To date, 1,300 recipients of DBS for pain have been reported.48,49 Chronic pain etiologies with good outcomes in contemporary series are stroke,50 amputation,51 anesthesia dolorosa,52,53 and plexopathies, with success also seen in multiple sclerosis54 and malignancy.55

Blood Pressure
The promising but still experimental indication of DBS for disorders of blood pressure includes malignant hypertension and medically refractory orthostatic hypotension as putative indications. Suggestive findings from PAG/PVG DBS in 16 patients with chronic pain augur well for autonomic applications of DBS.56-58

At present, surgeon experience and clinical evidence point toward those patients who should be offered DBS, when, and which targets to select; and also, tentatively, toward prognostication for many emerging and some enduring indications. For all DBS targets, the relative contributions of local interactions and wider functional neuroanatomical circuitry are yet to be fully elucidated.
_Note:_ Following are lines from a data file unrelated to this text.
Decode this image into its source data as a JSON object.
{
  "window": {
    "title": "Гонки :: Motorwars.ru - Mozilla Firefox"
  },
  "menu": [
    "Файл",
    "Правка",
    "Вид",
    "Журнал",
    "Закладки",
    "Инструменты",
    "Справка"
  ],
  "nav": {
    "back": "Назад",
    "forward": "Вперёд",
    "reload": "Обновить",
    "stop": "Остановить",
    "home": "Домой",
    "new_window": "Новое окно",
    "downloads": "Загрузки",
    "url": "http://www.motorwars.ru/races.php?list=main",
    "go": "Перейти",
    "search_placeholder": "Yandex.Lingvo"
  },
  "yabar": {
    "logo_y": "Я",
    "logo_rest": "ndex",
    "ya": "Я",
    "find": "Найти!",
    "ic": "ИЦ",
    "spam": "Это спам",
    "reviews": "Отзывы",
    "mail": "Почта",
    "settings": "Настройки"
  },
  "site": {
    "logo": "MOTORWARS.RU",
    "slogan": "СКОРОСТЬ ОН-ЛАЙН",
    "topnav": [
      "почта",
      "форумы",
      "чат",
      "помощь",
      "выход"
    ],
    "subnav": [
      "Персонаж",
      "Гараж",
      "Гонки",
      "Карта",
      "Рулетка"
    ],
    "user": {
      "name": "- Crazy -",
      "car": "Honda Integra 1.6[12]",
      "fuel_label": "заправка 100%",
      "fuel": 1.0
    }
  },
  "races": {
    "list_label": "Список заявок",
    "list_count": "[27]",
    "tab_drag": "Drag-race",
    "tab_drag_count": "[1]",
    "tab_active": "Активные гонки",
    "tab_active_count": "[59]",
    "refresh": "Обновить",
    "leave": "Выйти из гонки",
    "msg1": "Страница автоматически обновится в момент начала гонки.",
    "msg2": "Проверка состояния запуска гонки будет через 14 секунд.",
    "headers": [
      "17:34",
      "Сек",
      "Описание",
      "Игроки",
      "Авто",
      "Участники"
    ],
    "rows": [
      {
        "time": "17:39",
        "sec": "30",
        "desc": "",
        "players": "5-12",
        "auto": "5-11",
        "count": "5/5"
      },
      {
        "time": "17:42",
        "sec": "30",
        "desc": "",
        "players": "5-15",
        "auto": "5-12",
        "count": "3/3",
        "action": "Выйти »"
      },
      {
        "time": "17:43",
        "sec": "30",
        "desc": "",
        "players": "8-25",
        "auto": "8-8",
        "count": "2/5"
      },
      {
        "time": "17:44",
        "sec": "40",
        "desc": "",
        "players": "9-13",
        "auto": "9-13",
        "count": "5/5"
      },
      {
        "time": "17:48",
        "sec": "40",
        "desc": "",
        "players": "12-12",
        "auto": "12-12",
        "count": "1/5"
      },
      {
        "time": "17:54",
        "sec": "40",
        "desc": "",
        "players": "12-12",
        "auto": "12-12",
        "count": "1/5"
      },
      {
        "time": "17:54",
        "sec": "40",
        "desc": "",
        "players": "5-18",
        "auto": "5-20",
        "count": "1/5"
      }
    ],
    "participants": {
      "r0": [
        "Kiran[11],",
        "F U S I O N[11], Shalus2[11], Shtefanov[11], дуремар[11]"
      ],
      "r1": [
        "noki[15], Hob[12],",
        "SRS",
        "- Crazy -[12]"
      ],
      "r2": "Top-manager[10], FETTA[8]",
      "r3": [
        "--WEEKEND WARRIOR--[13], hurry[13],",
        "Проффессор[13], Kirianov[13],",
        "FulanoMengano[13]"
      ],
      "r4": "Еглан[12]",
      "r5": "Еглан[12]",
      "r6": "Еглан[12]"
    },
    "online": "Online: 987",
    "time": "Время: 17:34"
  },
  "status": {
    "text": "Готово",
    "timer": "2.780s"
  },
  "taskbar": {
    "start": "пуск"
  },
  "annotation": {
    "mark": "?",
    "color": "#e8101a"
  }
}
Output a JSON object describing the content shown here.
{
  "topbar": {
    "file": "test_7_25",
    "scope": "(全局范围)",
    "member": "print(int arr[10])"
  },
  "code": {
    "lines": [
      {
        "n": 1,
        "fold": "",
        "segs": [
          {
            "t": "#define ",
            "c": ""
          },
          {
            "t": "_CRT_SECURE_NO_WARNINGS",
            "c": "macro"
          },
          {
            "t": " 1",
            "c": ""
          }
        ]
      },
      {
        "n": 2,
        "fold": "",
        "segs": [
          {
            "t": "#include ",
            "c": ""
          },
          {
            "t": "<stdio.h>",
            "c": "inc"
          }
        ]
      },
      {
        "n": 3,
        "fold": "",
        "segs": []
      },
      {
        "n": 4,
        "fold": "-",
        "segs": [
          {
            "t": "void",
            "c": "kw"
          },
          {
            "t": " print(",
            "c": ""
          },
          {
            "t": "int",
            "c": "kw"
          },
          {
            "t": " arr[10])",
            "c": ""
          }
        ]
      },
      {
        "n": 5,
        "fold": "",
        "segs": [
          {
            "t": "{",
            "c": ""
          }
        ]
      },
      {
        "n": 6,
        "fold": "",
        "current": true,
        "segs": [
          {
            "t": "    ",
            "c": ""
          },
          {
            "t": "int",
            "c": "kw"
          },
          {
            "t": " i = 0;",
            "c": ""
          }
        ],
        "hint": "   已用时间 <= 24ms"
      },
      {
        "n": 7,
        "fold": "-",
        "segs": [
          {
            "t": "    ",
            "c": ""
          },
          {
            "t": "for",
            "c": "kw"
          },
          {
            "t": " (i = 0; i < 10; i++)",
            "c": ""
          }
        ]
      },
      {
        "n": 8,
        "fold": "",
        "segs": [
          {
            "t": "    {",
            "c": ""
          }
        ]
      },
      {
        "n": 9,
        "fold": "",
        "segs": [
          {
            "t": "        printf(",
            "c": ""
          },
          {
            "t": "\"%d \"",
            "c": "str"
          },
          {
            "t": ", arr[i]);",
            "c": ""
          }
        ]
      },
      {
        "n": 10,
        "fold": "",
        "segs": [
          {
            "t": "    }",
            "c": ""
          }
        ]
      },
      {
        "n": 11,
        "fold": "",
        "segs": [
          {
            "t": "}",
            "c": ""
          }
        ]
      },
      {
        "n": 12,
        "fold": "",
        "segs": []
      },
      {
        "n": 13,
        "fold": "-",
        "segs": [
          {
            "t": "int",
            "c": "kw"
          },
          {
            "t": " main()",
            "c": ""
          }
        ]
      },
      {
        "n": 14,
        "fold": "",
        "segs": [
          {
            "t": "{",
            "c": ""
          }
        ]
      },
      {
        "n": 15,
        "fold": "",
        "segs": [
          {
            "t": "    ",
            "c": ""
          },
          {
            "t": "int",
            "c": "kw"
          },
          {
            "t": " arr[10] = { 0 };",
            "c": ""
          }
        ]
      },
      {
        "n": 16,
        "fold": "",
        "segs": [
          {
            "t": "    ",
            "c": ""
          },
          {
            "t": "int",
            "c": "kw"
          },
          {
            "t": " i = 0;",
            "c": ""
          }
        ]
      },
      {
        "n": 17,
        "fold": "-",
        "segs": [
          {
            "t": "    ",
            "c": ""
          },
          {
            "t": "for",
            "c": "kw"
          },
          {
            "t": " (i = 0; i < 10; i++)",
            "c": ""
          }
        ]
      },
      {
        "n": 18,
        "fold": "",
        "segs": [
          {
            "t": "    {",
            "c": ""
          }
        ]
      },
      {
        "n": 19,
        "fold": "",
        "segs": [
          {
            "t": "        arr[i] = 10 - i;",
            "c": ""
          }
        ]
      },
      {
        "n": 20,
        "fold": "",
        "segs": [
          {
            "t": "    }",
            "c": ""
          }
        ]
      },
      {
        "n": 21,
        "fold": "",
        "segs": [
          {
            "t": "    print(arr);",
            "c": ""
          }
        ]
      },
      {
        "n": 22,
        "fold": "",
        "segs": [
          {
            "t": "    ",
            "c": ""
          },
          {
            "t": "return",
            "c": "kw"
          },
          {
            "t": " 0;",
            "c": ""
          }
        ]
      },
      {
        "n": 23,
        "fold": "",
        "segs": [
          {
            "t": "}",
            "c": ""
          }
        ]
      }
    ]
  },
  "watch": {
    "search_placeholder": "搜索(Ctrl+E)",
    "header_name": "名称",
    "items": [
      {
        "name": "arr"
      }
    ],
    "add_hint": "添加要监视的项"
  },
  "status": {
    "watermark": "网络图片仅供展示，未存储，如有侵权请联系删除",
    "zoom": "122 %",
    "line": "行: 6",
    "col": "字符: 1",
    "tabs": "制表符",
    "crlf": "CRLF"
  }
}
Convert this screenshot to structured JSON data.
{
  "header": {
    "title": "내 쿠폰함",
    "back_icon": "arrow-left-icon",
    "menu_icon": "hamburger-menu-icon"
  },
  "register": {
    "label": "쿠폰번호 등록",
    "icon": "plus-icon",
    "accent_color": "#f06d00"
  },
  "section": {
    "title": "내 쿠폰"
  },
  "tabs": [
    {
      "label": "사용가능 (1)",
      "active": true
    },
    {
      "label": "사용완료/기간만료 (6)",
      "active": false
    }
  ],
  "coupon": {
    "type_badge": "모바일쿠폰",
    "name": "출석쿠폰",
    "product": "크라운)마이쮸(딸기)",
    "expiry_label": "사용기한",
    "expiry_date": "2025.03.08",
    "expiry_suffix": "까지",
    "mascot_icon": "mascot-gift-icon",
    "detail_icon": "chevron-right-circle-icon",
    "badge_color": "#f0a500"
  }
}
In addition, research attention should turn to focus upon improving patient selection. When successful, results are frequently spectacular and life-transforming. DBS is brain surgery and is thus often regarded as a last-resort treatment. The questions of which patients and when remain hotly debated. However, as evidence of efficacy and our mechanistic knowledge improve and the number of indications increases, interest in the technique will continue to yield insights and answers.